Выбрать главу

Интересны его фантастико-юмористические построения:

В половинчатых шляпах Совсем отемневшие Горгона с Гаргосом Сму-у-тно вращая инфернальным умом И волоча чугунное ядро Прикованное к ноге, Идут на базар Чтобы купить там Дело в шляпе Для позументной маменьки Мормо! Их повстречал Ме-фи-ти-ческий мясник Чекунда И жена его Овдотья – Огантированные ручки – Предлагая откушать голышей: Дарвалдайтесь! С чесночком! Вонзите точеный зубляк в горыню мищучлу, Берите кузовом! Закусывайте зеленой пяточкой морского водоглаза.

Конечно, всякий, приученный искать в стихе поучительной тенденции и из фантастики признающий лишь фантастику фабулы раз навсегда напетых сказок, – всякий такой читатель с самодовольным негодованием отвернется от этих строк, где сами слова превращаются в кривляющихся и скачущих паяцев (слово паяц, конечно, вызовет презрительную усмешку на благопристойном лице). Слова дергаются, скачут, распадаются, срастаются, теряют свой общеустановленный смысл и требуют от читателя влить в них тот смысл, те чувствования, которые вызываются речезвуками, взятыми в прихотливо переплетенных конструкциях.

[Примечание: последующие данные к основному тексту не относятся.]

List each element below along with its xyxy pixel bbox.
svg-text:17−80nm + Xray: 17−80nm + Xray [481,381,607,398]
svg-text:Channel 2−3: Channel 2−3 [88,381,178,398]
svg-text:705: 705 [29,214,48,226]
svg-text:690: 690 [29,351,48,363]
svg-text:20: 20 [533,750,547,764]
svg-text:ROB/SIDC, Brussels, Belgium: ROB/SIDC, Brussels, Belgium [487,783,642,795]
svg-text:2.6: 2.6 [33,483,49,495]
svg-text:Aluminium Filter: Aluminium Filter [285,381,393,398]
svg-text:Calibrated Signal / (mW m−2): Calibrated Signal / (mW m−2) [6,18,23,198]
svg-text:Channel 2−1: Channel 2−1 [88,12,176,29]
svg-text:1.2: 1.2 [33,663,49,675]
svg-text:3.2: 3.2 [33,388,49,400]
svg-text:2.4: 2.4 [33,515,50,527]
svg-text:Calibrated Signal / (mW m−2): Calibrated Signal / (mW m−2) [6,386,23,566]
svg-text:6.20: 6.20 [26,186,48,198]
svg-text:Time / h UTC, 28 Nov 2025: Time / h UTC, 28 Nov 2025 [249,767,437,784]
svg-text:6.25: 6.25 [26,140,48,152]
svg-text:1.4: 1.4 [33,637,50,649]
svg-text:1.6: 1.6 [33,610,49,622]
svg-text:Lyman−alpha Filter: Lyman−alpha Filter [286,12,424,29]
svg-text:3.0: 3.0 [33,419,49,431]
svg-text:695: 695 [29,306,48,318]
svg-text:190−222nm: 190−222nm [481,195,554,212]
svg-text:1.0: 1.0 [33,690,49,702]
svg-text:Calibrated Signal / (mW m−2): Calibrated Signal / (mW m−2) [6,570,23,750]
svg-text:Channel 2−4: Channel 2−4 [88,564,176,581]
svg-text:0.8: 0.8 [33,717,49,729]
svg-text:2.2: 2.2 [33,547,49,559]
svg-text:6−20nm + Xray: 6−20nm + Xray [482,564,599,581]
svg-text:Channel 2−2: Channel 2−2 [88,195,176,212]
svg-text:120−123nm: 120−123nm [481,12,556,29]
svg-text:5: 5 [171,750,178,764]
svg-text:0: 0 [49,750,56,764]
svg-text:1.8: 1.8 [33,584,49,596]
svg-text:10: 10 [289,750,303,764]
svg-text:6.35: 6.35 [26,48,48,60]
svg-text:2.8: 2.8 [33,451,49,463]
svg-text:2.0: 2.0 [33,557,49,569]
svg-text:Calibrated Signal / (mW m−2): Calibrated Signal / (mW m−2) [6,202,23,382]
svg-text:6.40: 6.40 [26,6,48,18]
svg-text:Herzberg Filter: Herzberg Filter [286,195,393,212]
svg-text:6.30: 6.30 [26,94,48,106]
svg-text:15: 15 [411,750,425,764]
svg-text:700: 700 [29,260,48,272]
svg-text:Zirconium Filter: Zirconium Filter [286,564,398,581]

А когда поэт ставит себе задачей «изобразить» что-либо, опять это изображение наливается тем соком и полнотой, какую трудно найти в языке, застывшем в повседневных шаблонах, изменяющемся в порядке стихийной (неосознаваемой) эволюции чрезвычайно медленно.

Вот строки о пасхальном столе из книги «Зудесник», где по отдельной звуковой аналогии мы или угадываем название блюд или, слыша их впервые, подходим к ним так же, как к замысловатым именам кушаний или напитков в прейскурантах – (удивительно «вкусное название» – что-то за ним кроется?).

В сарафане храсном Хатарина Хитро-цветисто Голосом нежней, чем голубиный пух под мышкою, Приглашала дорогих гостей И дородных приезжан:
– Любахари, любуйцы – помаюйте!
Бросьте декабрюнить! С какой поры мы все сентябрим и сентябрим Закутавшись в фуфайки и рогожи!.. Вот на столе пасхальном Блюдоносном Рассыпан щедрою рукою Сахарный сохрун Мохнатенький мухрун Кусочки зользы И сладкостный мизюль (мизюнь)
– Что в общежитьи называется ИЗЮМ! –
Вот сфабрикованные мною фру-фру, А кто захочет – есть хрю-хрю Брыкающийся окорок!.. А вот закуски: Юненький сырок Сырная баба в кружевах И храсные И голубые Юйца – Что вам полюбится То и глотайте!..
(«Весна с угощением»)

И еще оттуда же варианты:

Тут дочь ее – Назлы, Вертлявая, как шестикрылый воробей Протарахтела: – Какой прелестный сахранец! Засладила все зубы, право! И чудо, и мосторг! Мой мосторг! Мой мосторг!!! …И снова льются Хатарины приглашальные слова…
А муж ее Угрыз Талыблы Нижней педалью глотки Добавил: Любахари, блюдахари Губайте вин сочливое соченье; Вот крепкий шишидрон И сладкий наслаждец!
В томате вьется скользкий иезуй, Да корчатся огромные соленые зудавы И агарышка с луком – Цапайте все зубами!.. Главгвоздь гостей Эсей Эсеич Развеселись – Вот для тебя тут Паром дышит Жирный разомлюй!..
Для правоверных немцев всегда есть – ДЕР ГИБЕН ГАГАЙ КЛОПС ШМАК АйС ВайС ПюС, КАПЕРДУФЕН – БИТЕ!..
А вот глазами рококоча, Глядит на вас с укором РОКОКОВЫЙ РОКОКУй! Как вам понравится размашистое разменю И наше блюдословье!.. Погуще нажимайте На мещерявый мещуй Зубайте все! Без передышки! Глотайте улицей   и переулками до со-н-но-го отвала   Ы-АК!

Эти немецкие строки в стихе еще раз демонстрируют необычайную чуткость поэта к фонетической окраске языков (вспомните, как в «Войне и мире» солдат перелицовывает на русский лад французские песни). Поэту мало раз данного слова, он его видоизменяет в целях большей выразительности.

«Дырка» – ы слишком широко и глубоко; как дать впечатление узкого стиснутого отверстия? Наиболее, до свиста суженное впечатление дает – ю.